Plaintiffs also claim error in the court’s refusal to grant their request to give the following special instruction:
“You are instructed as a matter of law that although attorneys are permitted a wide latitude in cross examination to lay a foundation for impeachment of a witness, a witness or party is not impeached by innuendo or inference where a prior out of court statement is attributed to such witness which is denied.
“You are admonished to disregard altogether anything of this nature and not to consider the question of said attorney in any respect.”

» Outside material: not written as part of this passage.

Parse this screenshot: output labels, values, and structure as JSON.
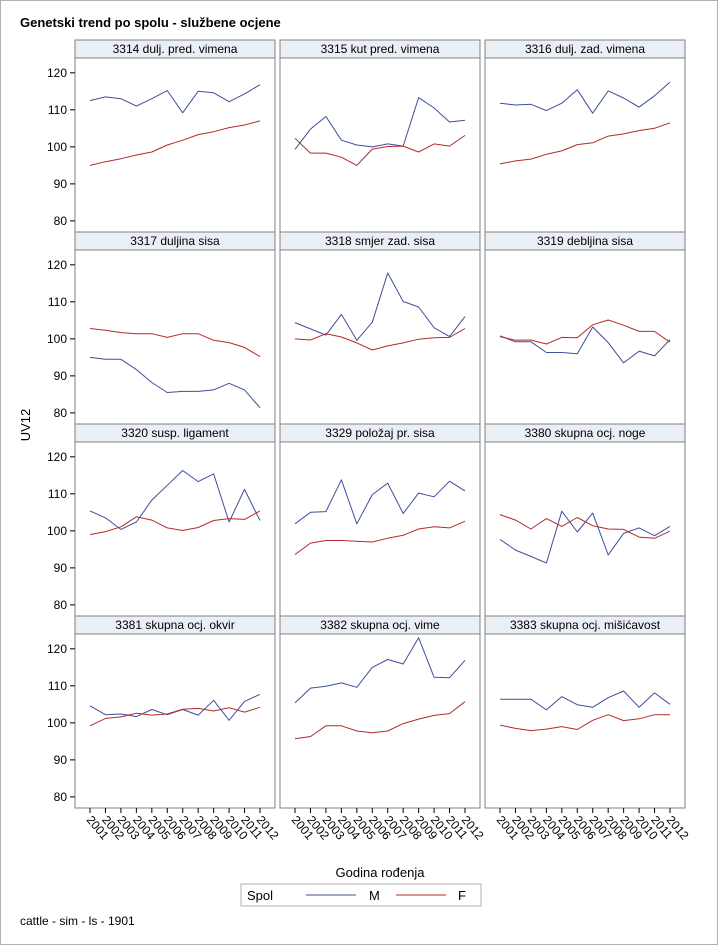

The request was properly refused because the proposed instruction contains merely an abstract proposition of law. In Bradley v. Mansfield Rapid Transit, Inc. (1950), 154 Ohio St. 154, 168, the Supreme Court said:
“It is equally true that a court should not give before argument a special instruction which states merely an abstract proposition of law. What is an ‘abstract instruction?’ As ordinarily understood such term means an instruction which does not apply a germane principle of law to the facts of the case being tried or means an instruction dealing in generalities and not linked to the parties and connected with the issues in the particular case.” See 53 American Jurisprudence, 451, Section 573.
The requested instruction relates merely to conduct of counsel and not to the facts and issues of the case. It was properly refused.
Plaintiffs’ motion for a new trial should be overruled.